The Language Magazine – Lina Sun
“From the aforementioned studies, one can come to some first conclusions: Studying graphic novels can support language learning in the same way as reading traditional literary works and other prose texts. The combination of visual representations and narrative construction may help the student to learn to communicate in a foreign language. Additionally, for those learning a second or foreign language, graphic novels can be used to foster intercultural learning. Through engaging with graphic novels and participating in subsequent in-class activities, students arrive at a better understanding of the other culture and different attitudes and opinions. By changing their perspectives, students can attain socio-cultural knowledge, develop respect, learn to understand divergent opinions, and eventually master intercultural interaction (Hecke, 2013). Profound insights into target cultures may also help to make learners aware of stereotypes, and to diminish prejudice. In a brief word, graphic novels, as an effective and productive tool for teachers, provide ample opportunities for language learners to interact with highly engaging, multimodal texts of numerous genres to foster multiliteracy.
A graphic novel is a book-length fiction or nonfiction story produced in the style of a comic book, with some form of continuity (Chun, 2009). Belonging to the family of sequential arts, a graphic novel can be a single story, yet it may also be a collection of loosely related comic strips.

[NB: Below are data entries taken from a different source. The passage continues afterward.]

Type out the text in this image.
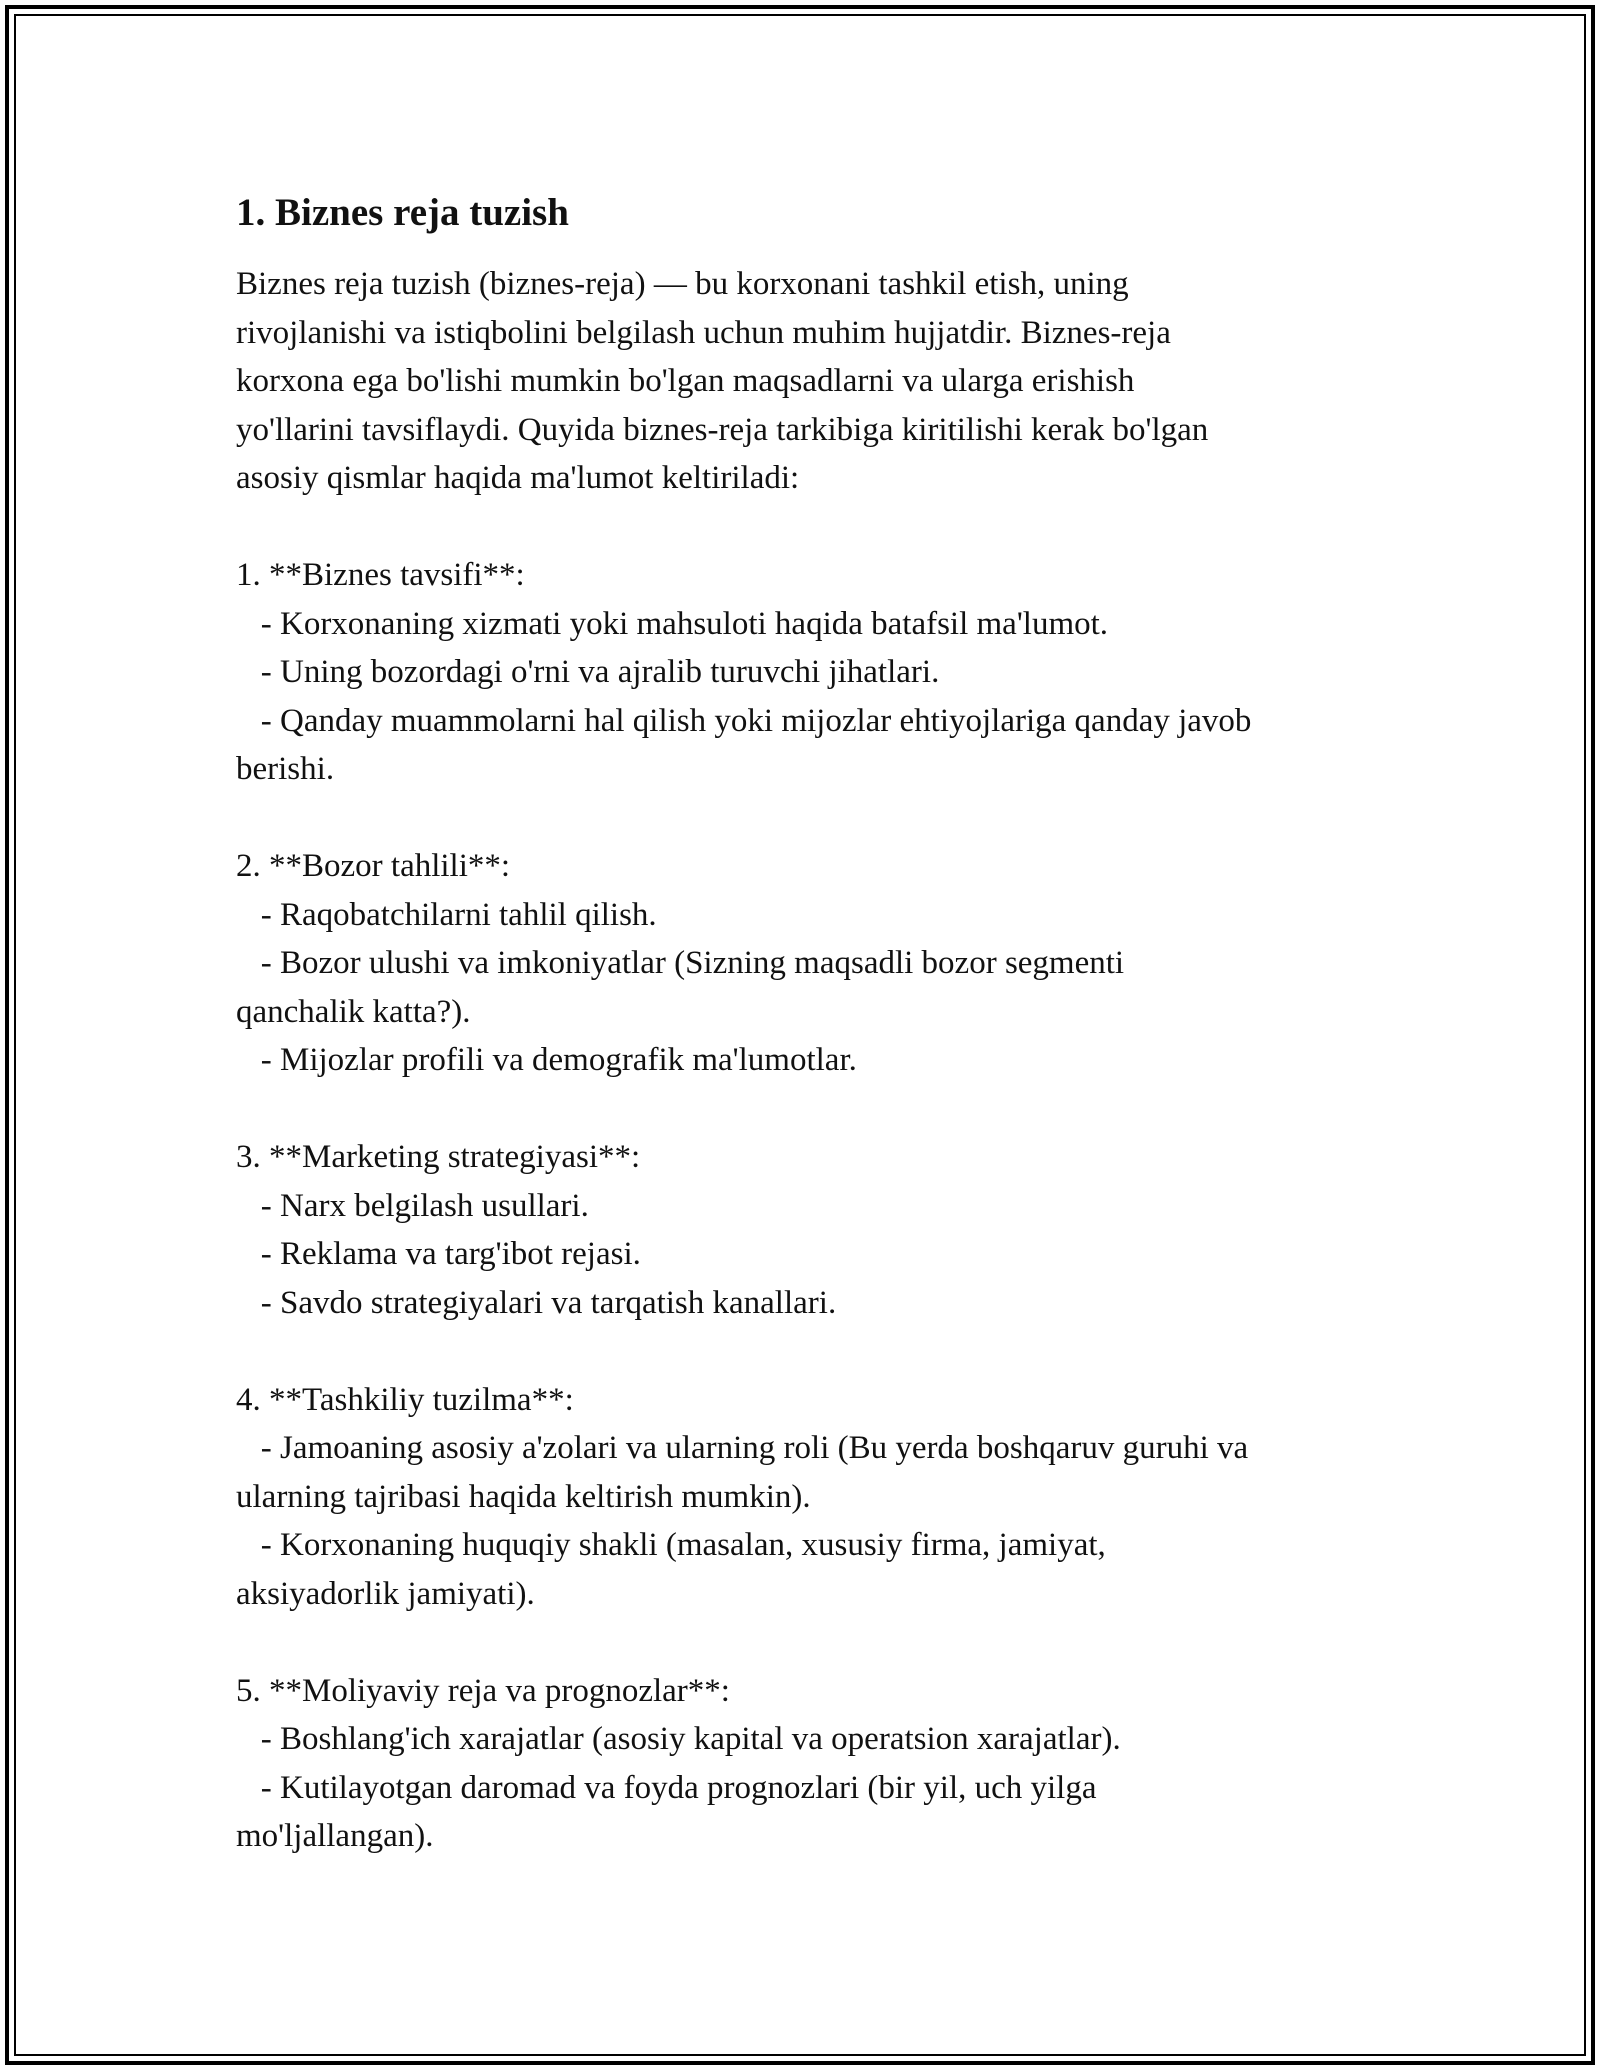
1. Biznes reja tuzish

Biznes reja tuzish (biznes-reja) — bu korxonani tashkil etish, uning
rivojlanishi va istiqbolini belgilash uchun muhim hujjatdir. Biznes-reja
korxona ega bo'lishi mumkin bo'lgan maqsadlarni va ularga erishish
yo'llarini tavsiflaydi. Quyida biznes-reja tarkibiga kiritilishi kerak bo'lgan
asosiy qismlar haqida ma'lumot keltiriladi:

1. **Biznes tavsifi**:

- Korxonaning xizmati yoki mahsuloti haqida batafsil ma'lumot.

- Uning bozordagi o'rni va ajralib turuvchi jihatlari.

- Qanday muammolarni hal qilish yoki mijozlar ehtiyojlariga qanday javob
berishi.

2. **Bozor tahlili**:

- Raqobatchilarni tahlil qilish.

- Bozor ulushi va imkoniyatlar (Sizning maqsadli bozor segmenti
qanchalik katta?).

- Mijozlar profili va demografik ma'lumotlar.

3. **Marketing strategiyasi**:

- Narx belgilash usullari.

- Reklama va targ'ibot rejasi.

- Savdo strategiyalari va tarqatish kanallari.

4. **Tashkiliy tuzilma**:

- Jamoaning asosiy a'zolari va ularning roli (Bu yerda boshqaruv guruhi va
ularning tajribasi haqida keltirish mumkin).

- Korxonaning huquqiy shakli (masalan, xususiy firma, jamiyat,
aksiyadorlik jamiyati).

5. **Moliyaviy reja va prognozlar**:

- Boshlang'ich xarajatlar (asosiy kapital va operatsion xarajatlar).

- Kutilayotgan daromad va foyda prognozlari (bir yil, uch yilga
mo'ljallangan).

A graphic novel may tell emotional or socially critical stories, like Shaun Tan’s The Arrival. It may describe chapters in the lives of famous people like Malcolm X: A Graphic Biography by Andrew Helfer and Randy DuBurke, or refer to recent political developments, like Pyongyang: A Journey in North Korea or the Persepolis series, in which Marjane Satrapi describes the Iranian revolution and move to Europe. Some graphic novels are pictorial adaptations of literary classics, while others are influenced by the Japanese tradition of manga.”